Monday, May. 09, 1949
Deeds & Promises
Using a side door to dodge the press, Navy Secretary John Sullivan stomped into President Harry Truman's oval study one day last week. For 15 angry minutes he criticized his new boss, Defense Secretary Louis Johnson, and the abrupt cancellation of the Navy's 65,000-ton supercarrier (TIME, May 2). Then he laid down a bitter letter of resignation and headed for the door.
Harry Truman called him back. After all, the President argued, Sullivan was sore at Louis Johnson, not at Harry Truman. The resignation would be accepted, sure, but it would have to be rewritten. Sullivan agreed. In a friendly interchange of notes next day, John Sullivan and Harry Truman parted on the best of terms. But Sullivan pasted together all the angry things he had first written to the President, sent them instead to Louis Johnson.
In a flat rebuttal of Johnson's own statement a fortnight ago, Sullivan accused Johnson of ramming through the carrier decision without a word to the Navy Department. Yet, said Sullivan, the carrier had twice been approved by the President, and specifically authorized by Congress. Furthermore it had been so important to the Navy that other construction funds had twice been reduced to make the carrier possible. As Sullivan saw it, the whole deal was a barefaced double-cross.

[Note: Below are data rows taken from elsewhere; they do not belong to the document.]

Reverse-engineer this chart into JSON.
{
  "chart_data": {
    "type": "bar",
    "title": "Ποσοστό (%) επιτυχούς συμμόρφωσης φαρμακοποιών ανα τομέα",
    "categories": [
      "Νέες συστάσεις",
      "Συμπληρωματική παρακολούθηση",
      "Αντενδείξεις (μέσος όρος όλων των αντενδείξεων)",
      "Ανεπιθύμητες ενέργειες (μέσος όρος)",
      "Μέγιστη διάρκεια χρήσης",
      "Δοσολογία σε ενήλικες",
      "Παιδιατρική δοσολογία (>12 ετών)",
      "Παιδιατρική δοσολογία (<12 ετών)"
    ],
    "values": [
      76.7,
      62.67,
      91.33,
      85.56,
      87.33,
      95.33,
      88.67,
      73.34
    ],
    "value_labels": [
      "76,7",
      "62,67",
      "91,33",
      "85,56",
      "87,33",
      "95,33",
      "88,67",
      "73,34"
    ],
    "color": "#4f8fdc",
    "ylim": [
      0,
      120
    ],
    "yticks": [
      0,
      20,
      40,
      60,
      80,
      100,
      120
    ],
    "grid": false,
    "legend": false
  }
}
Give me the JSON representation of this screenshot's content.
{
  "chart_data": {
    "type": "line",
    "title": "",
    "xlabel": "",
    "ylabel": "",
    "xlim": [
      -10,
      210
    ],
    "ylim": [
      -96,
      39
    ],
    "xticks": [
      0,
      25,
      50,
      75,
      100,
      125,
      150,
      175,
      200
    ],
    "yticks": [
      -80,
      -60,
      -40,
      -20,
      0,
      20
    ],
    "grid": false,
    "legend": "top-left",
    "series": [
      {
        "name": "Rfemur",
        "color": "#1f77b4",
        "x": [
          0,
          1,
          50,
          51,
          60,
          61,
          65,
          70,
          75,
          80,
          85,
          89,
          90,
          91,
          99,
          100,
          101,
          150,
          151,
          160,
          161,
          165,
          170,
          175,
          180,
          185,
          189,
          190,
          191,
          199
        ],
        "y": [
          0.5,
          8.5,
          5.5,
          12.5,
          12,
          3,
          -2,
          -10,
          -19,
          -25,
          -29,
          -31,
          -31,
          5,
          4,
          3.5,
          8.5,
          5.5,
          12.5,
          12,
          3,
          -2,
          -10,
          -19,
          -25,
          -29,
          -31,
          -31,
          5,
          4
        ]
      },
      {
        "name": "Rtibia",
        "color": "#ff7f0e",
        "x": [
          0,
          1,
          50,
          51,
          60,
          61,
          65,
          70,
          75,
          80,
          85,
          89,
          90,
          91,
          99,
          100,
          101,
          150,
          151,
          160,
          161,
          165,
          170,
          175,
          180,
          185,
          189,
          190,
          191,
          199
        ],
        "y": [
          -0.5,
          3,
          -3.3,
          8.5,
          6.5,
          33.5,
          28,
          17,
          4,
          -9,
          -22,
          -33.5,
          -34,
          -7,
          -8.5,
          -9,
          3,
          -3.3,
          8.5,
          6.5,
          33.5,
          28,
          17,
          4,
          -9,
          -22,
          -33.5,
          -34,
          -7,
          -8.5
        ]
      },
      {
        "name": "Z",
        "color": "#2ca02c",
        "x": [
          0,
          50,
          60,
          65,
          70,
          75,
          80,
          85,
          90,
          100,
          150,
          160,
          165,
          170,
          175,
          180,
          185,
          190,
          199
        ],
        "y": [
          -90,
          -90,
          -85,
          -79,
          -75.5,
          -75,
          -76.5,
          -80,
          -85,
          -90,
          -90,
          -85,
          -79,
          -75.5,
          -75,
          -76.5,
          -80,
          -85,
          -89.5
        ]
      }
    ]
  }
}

Washed Out. When the question of cancellation came up, he wrote, "I started to give my opinion, but before I had talked more than a minute you advised me that you had another appointment and would discuss this matter with me at a later date." He next heard of the matter five days later, Sullivan said, when he was told by a long-distance telephone call that Johnson had washed out the whole carrier project.

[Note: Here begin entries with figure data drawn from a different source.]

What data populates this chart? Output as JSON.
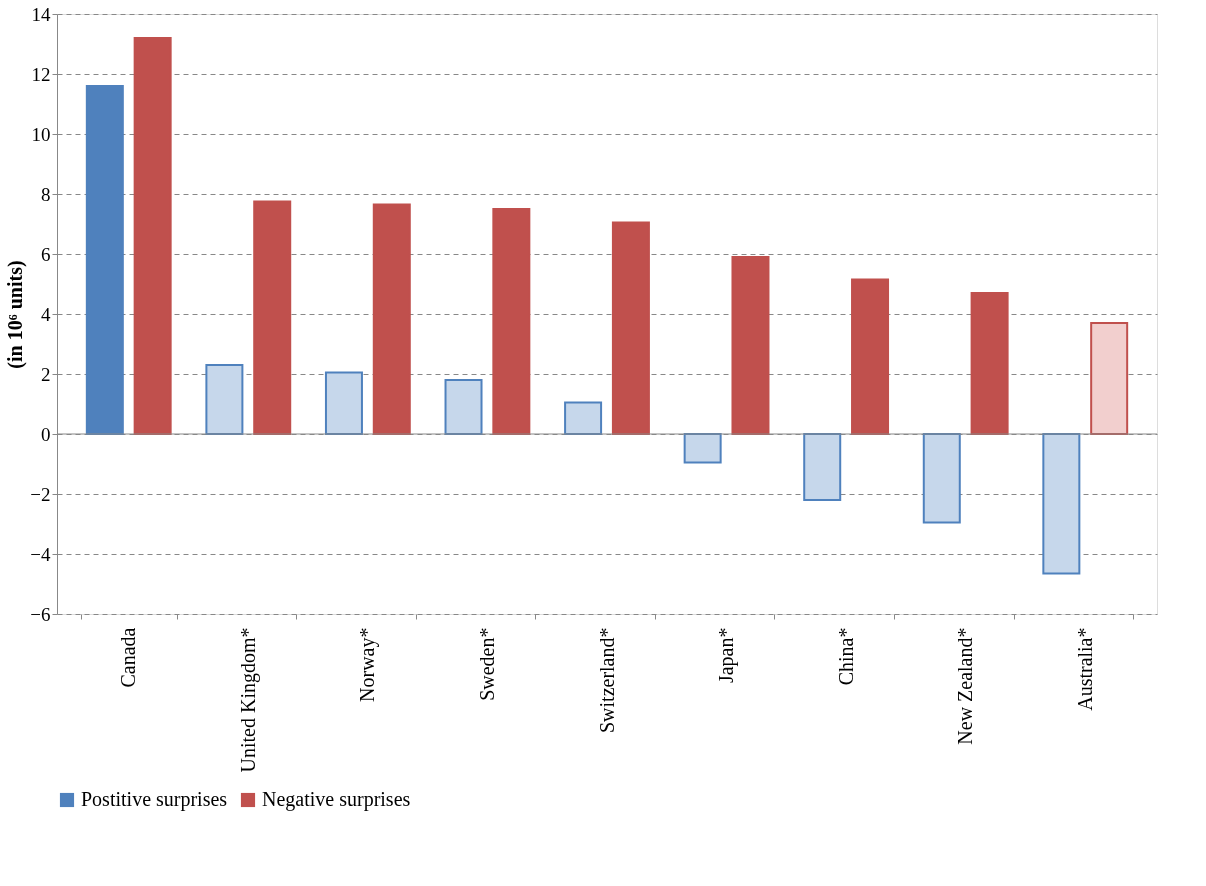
{
  "chart_data": {
    "type": "bar",
    "ylabel": "(in 10⁶ units)",
    "categories": [
      "Canada",
      "United Kingdom*",
      "Norway*",
      "Sweden*",
      "Switzerland*",
      "Japan*",
      "China*",
      "New Zealand*",
      "Australia*"
    ],
    "series": [
      {
        "name": "Postitive surprises",
        "color": "#4f81bd",
        "colors": [
          "#4f81bd",
          "#c6d7eb",
          "#c6d7eb",
          "#c6d7eb",
          "#c6d7eb",
          "#c6d7eb",
          "#c6d7eb",
          "#c6d7eb",
          "#c6d7eb"
        ],
        "values": [
          11.6,
          2.3,
          2.05,
          1.8,
          1.05,
          -0.95,
          -2.2,
          -2.95,
          -4.65
        ]
      },
      {
        "name": "Negative surprises",
        "color": "#c0504d",
        "colors": [
          "#c0504d",
          "#c0504d",
          "#c0504d",
          "#c0504d",
          "#c0504d",
          "#c0504d",
          "#c0504d",
          "#c0504d",
          "#f2cfce"
        ],
        "values": [
          13.2,
          7.75,
          7.65,
          7.5,
          7.05,
          5.9,
          5.15,
          4.7,
          3.7
        ]
      }
    ],
    "ylim": [
      -6,
      14
    ],
    "yticks": [
      -6,
      -4,
      -2,
      0,
      2,
      4,
      6,
      8,
      10,
      12,
      14
    ],
    "grid": "y",
    "legend": "bottom"
  }
}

Said Sullivan: "Your action ... so far as I know, represents the first attempt ever made in this country to prevent the development of a powerful weapon. The conviction that this will result in a renewed effort to abolish the Marine Corps, and to transfer all naval and Marine aviation elsewhere, adds to my anxiety.
"However, even of greater significance is the unprecedented action on the part of a Secretary of Defense in so drastically and arbitrarily changing and restricting the operational plans of an armed service without consultation with that service. The consequences of such a procedure are far-reaching and can be tragic."
Yes & No. Before the outbursts had subsided, Johnson plunged head first into more trouble. Johnson, who just can't seem to stay away from the press, or be discreet in front of it, let it be known that he had decided on the successor to retiring Army Secretary Kenneth Royall --though it is the President's prerogative to name his own official family. Johnson's choice was 58-year-old Curtis Ernest Calder, the $75,000-a-year board chairman of Manhattan's Electric Bond and Share Co. As soon as Calder could tidy up his affairs, probably within 60 days, he would move into the Pentagon. So said Louis Johnson.
That wasn't the way Calder understood it. As soon as the news hit the wires, Calder cracked back: "I have not accepted the secretaryship of the Army today or accepted it for 60 days from now." In the ensuing confusion, Louis Johnson kept mum while Harry Truman loyally tried to straighten things out by hoping that Calder could still be persuaded. If not, the loud publicity would make it even harder to find another candidate. One trouble was that though the vacant Army and Navy secretaryships were still Cabinet posts in all but name, they were increasingly becoming mere under-secretaryships, under an unpredictable and strong-willed Defense Secretary.
Abject Surrender. By this time Louis Johnson had also thrust his bald skull into another angry beehive. At a friendly little luncheon for a handful of Washington newsmen, he incautiously confirmed some of John Sullivan's worst fears. The newsmen came away with the distinct impression that Johnson was intending to absorb all of Marine Corps aviation into the Air Force or the Navy or both, and that a directive to that effect was already in the works.
Johnson had not told that to the Marines. In fact, he seemed to be losing sight of the Marine airmen's one peculiar function: supporting Marine ground forces in amphibious operations. Marine air is the only flying arm specifically trained for close-in support of ground troops from carrier bases.
Georgia's crafty Carl Vinson hit the roof. As chairman of the House Armed Services Committee he had been getting hotter & hotter at Johnson's methods. After a hurried visit to Johnson's office, he came back to Capitol Hill with Johnson's abject surrender in writing--and to be sure about it, read it into the record on the House floor.
What the House heard was a complete denial by the Defense Secretary of any plan to transfer the Marine or naval aviators to any other service, i.e., the Air Force. He could not do it under law, he admitted, and there had been no thought of any such move anyhow. Said Johnson humbly: "I want you to know that before any step of this kind would be seriously considered, I should ask permission to discuss the matter before the committees of both houses of Congress."